Over the course of its 4-billion-year life, Pluto has taken its fair share of hard knocks. Orbiting way out in the solar system’s distant Kuiper Belt, 40 times farther from the Sun than Earth is, the dwarf planet’s icy surface is peppered with craters from asteroid strikes. Nothing unusual about that, you may think. But this pockmarked exterior has been hiding a secret, one just unravelled thanks to Nasa’s New Horizons probe: It’s alive.

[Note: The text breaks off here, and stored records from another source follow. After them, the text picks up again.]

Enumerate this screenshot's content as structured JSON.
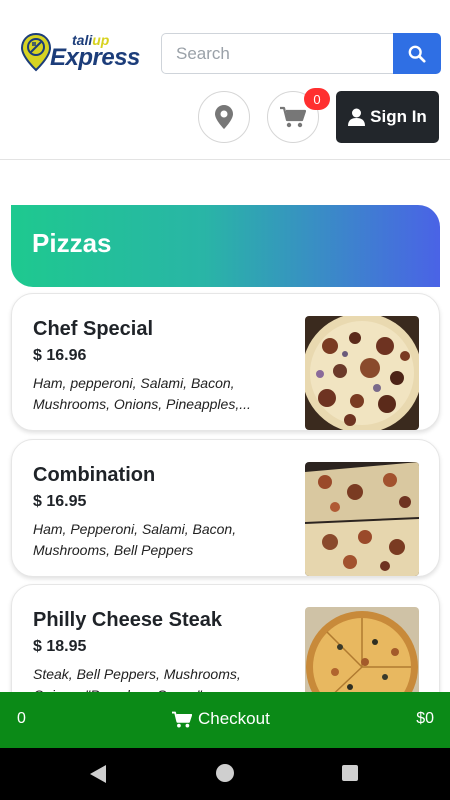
{
  "header": {
    "logo": {
      "small_prefix": "tali",
      "small_suffix": "up",
      "big": "Express"
    },
    "search": {
      "placeholder": "Search",
      "value": ""
    },
    "cart_count": "0",
    "signin_label": "Sign In"
  },
  "category": {
    "title": "Pizzas"
  },
  "items": [
    {
      "name": "Chef Special",
      "price": "$ 16.96",
      "description": "Ham, pepperoni, Salami, Bacon, Mushrooms, Onions, Pineapples,..."
    },
    {
      "name": "Combination",
      "price": "$ 16.95",
      "description": "Ham, Pepperoni, Salami, Bacon, Mushrooms, Bell Peppers"
    },
    {
      "name": "Philly Cheese Steak",
      "price": "$ 18.95",
      "description": "Steak, Bell Peppers, Mushrooms, Onions, \"Provolone Sauce\""
    }
  ],
  "checkout": {
    "count": "0",
    "label": "Checkout",
    "total": "$0"
  },
  "colors": {
    "search_button": "#2f6fe4",
    "signin_button": "#22262b",
    "badge": "#ff2f2f",
    "checkout_bar": "#0b8a17",
    "category_gradient_start": "#1ec98f",
    "category_gradient_end": "#4a63e6"
  },
  "icons": {
    "search": "search-icon",
    "location": "location-pin-icon",
    "cart": "shopping-cart-icon",
    "user": "user-icon",
    "checkout_cart": "shopping-cart-icon",
    "nav_back": "back-triangle-icon",
    "nav_home": "home-circle-icon",
    "nav_recent": "recent-square-icon"
  }
}
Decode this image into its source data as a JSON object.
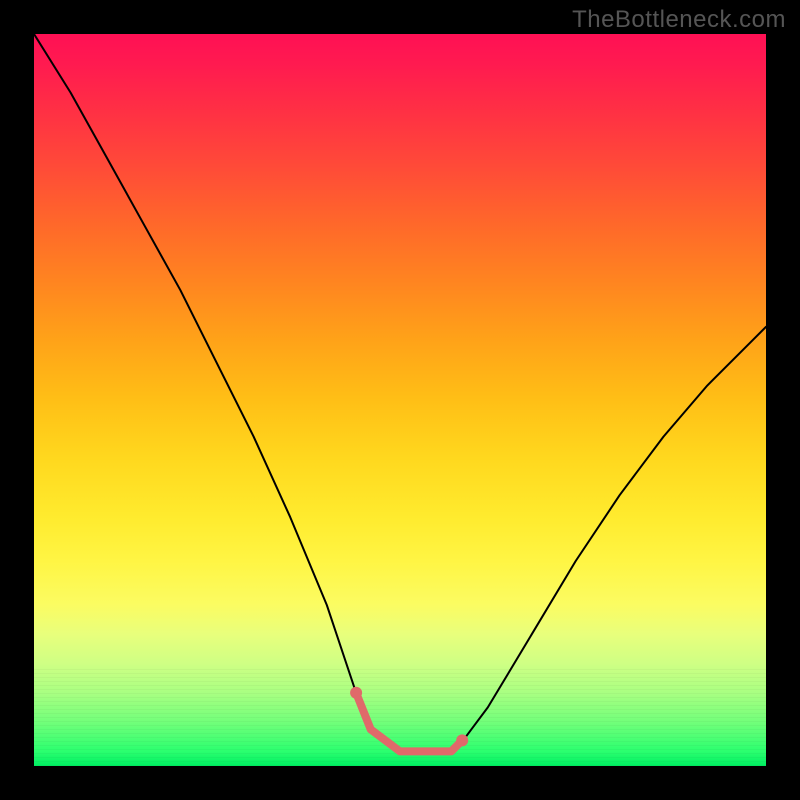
{
  "watermark": "TheBottleneck.com",
  "chart_data": {
    "type": "line",
    "title": "",
    "xlabel": "",
    "ylabel": "",
    "xlim": [
      0,
      100
    ],
    "ylim": [
      0,
      100
    ],
    "series": [
      {
        "name": "main-curve",
        "x": [
          0,
          5,
          10,
          15,
          20,
          25,
          30,
          35,
          40,
          44,
          46,
          50,
          54,
          57,
          59,
          62,
          68,
          74,
          80,
          86,
          92,
          98,
          100
        ],
        "values": [
          100,
          92,
          83,
          74,
          65,
          55,
          45,
          34,
          22,
          10,
          5,
          2,
          2,
          2,
          4,
          8,
          18,
          28,
          37,
          45,
          52,
          58,
          60
        ]
      }
    ],
    "trough_segment": {
      "x": [
        44,
        46,
        50,
        54,
        57,
        58.5
      ],
      "values": [
        10,
        5,
        2,
        2,
        2,
        3.5
      ],
      "color": "#e06a6a",
      "width": 8
    },
    "endpoints": [
      {
        "x": 44.0,
        "y": 10.0,
        "r": 6,
        "color": "#e06a6a"
      },
      {
        "x": 58.5,
        "y": 3.5,
        "r": 6,
        "color": "#e06a6a"
      }
    ],
    "background": {
      "gradient_stops": [
        {
          "pos": 0.0,
          "color": "#ff1054"
        },
        {
          "pos": 0.5,
          "color": "#ffbf16"
        },
        {
          "pos": 0.8,
          "color": "#f3ff6e"
        },
        {
          "pos": 1.0,
          "color": "#00ef62"
        }
      ]
    }
  }
}
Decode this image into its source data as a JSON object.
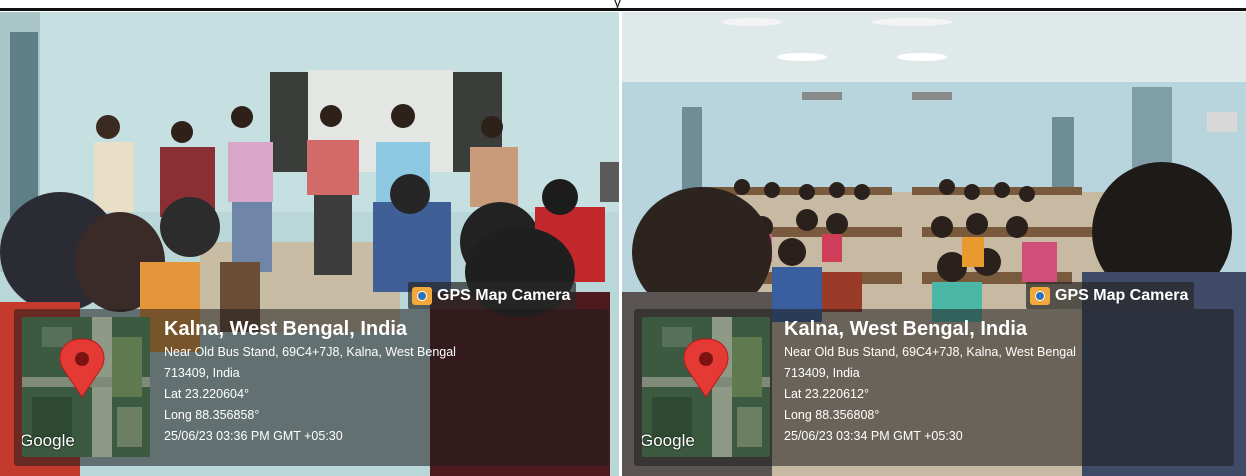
{
  "header": {
    "glyph": "y"
  },
  "photos": [
    {
      "badge": "GPS Map Camera",
      "map_logo": "Google",
      "place": "Kalna, West Bengal, India",
      "address_line1": "Near Old Bus Stand, 69C4+7J8, Kalna, West Bengal",
      "address_line2": "713409, India",
      "lat": "Lat 23.220604°",
      "long": "Long 88.356858°",
      "datetime": "25/06/23 03:36 PM GMT +05:30"
    },
    {
      "badge": "GPS Map Camera",
      "map_logo": "Google",
      "place": "Kalna, West Bengal, India",
      "address_line1": "Near Old Bus Stand, 69C4+7J8, Kalna, West Bengal",
      "address_line2": "713409, India",
      "lat": "Lat 23.220612°",
      "long": "Long 88.356808°",
      "datetime": "25/06/23 03:34 PM GMT +05:30"
    }
  ],
  "colors": {
    "pin": "#e53935",
    "badge_icon": "#f2a83a"
  }
}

Pluto is a fascinating and mysterious lump of rock. Discovered only in 1930, it was long considered the ninth planet, but lost this status in 2006 when it was declared just one of many large orbiting bodies in the Kuiper Belt.Its dwarf designation suits it. Pluto has a diameter roughly two-thirds that of the moon, with a rocky core making up about 70 per cent, and a mantle of mainly nitrogen ice the rest.

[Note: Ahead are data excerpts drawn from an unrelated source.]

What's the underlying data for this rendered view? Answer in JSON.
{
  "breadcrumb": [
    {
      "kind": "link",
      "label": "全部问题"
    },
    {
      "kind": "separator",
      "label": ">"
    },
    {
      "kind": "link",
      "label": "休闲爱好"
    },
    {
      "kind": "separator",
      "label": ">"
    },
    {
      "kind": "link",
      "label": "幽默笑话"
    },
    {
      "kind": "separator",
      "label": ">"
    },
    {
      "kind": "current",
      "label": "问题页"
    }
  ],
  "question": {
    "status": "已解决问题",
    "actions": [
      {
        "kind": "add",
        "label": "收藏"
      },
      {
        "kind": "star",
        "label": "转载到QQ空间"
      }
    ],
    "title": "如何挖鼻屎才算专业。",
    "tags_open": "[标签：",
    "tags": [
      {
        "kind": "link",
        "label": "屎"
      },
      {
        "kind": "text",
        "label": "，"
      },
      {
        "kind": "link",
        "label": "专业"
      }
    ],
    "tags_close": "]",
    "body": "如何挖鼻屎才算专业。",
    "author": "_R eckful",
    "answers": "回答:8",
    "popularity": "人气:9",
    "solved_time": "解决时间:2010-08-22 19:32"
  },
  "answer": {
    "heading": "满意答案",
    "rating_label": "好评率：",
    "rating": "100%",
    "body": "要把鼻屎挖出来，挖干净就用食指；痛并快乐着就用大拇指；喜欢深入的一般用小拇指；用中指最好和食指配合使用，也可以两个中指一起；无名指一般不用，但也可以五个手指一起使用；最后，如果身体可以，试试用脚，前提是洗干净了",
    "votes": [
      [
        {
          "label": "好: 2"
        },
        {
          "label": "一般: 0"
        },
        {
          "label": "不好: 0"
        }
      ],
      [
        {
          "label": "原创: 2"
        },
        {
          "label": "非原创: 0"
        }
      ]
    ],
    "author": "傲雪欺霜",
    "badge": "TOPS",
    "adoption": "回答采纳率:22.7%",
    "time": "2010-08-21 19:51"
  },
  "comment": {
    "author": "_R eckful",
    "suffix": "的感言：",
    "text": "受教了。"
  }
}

The New Horizons probe performed the first ever flyby of Pluto in July, passing within 8,000 miles. From its images, Nasa estimated that there are about 1,000 craters on Pluto – yet none were spotted in a massive icefield known as Sputnik Planum. Scientists use craters to date planetary bodies, as they are a good indicator of the amount of time a surface has been exposed.

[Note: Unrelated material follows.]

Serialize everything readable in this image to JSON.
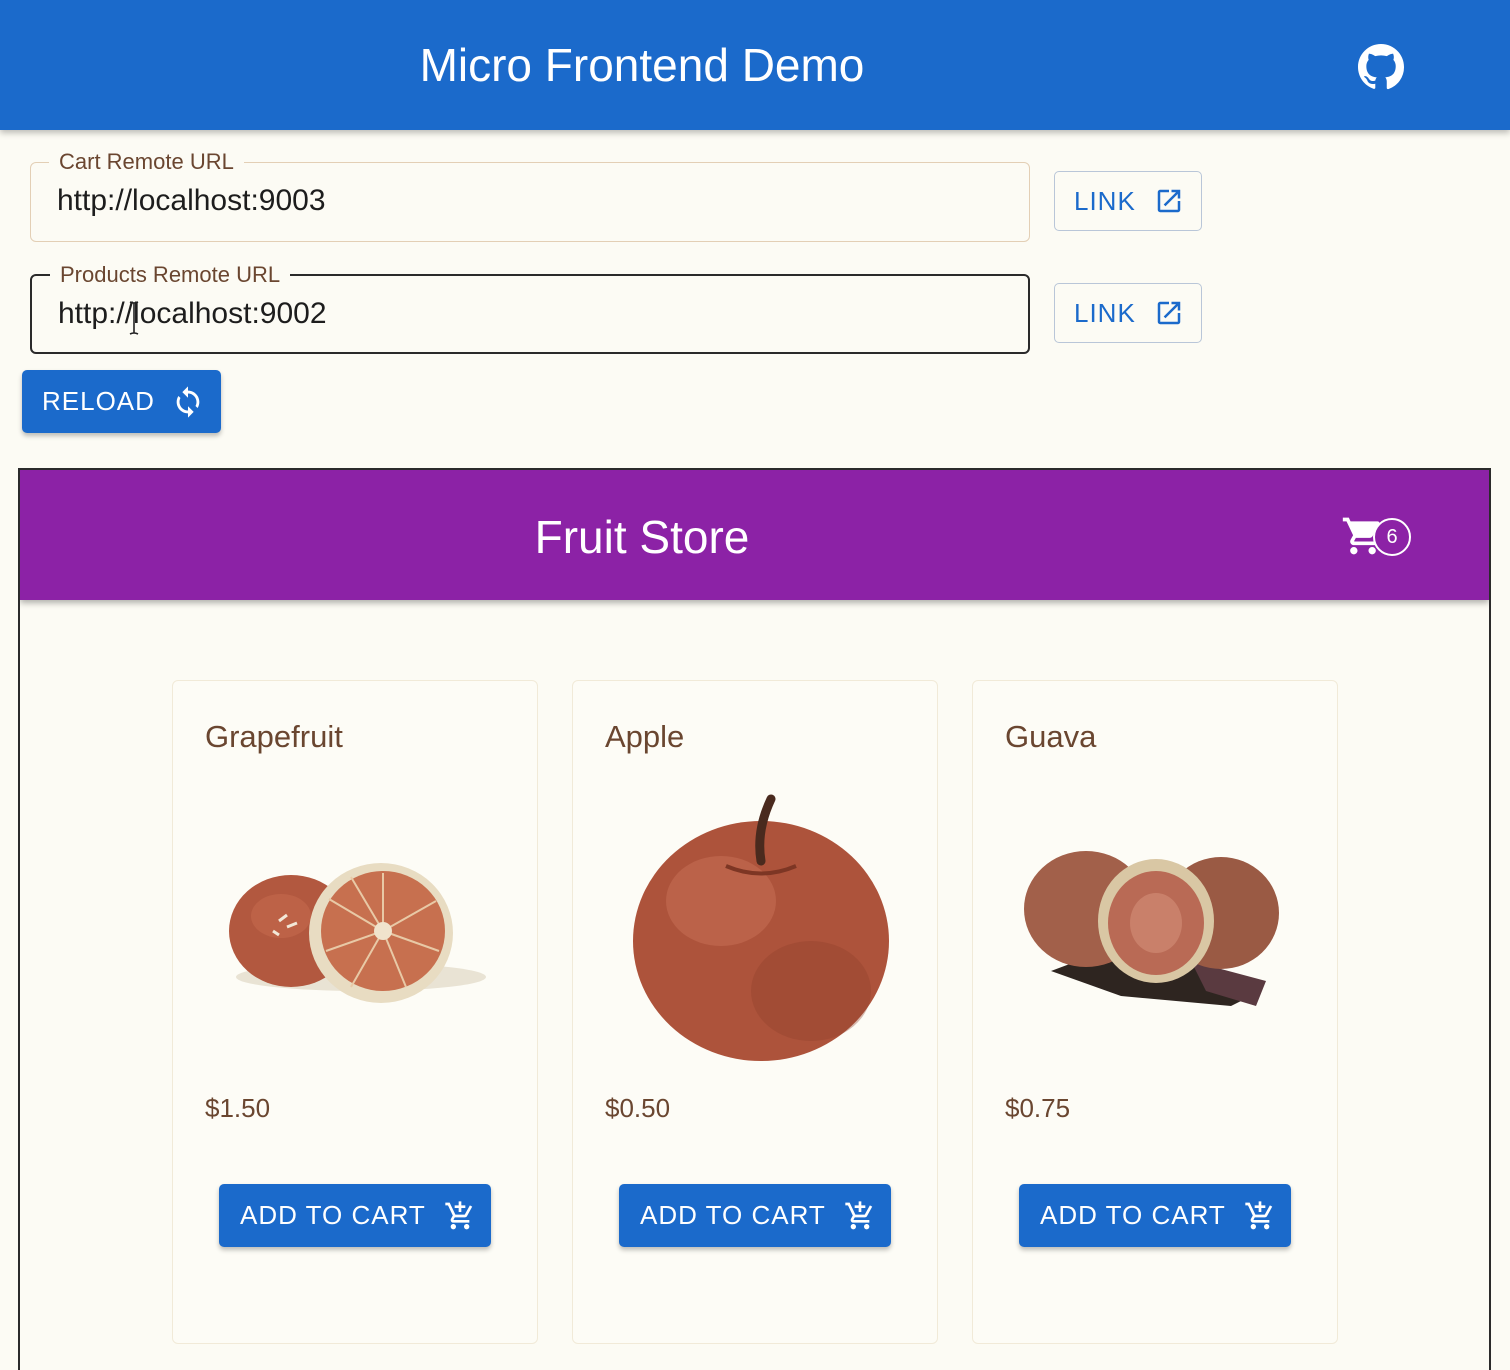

But Sputnik Planum’s lack of craters suggests that its surface is comparatively young compared to neighbouring crater-dense areas: perhaps only 10 million years old.
This would mean that the surface of Pluto differs enormously in age, and suggests that some of Pluto’s frozen crust is being renewed, and is therefore ‘alive’. Such geological activity could be similar to that of Earth’s tectonic plates.
Combined with New Horizons’ images showing huge ice volcanoes and swathes of hilly terrain, there’s good reason to believe that Pluto is the only other living planetary body. Not bad for a reject.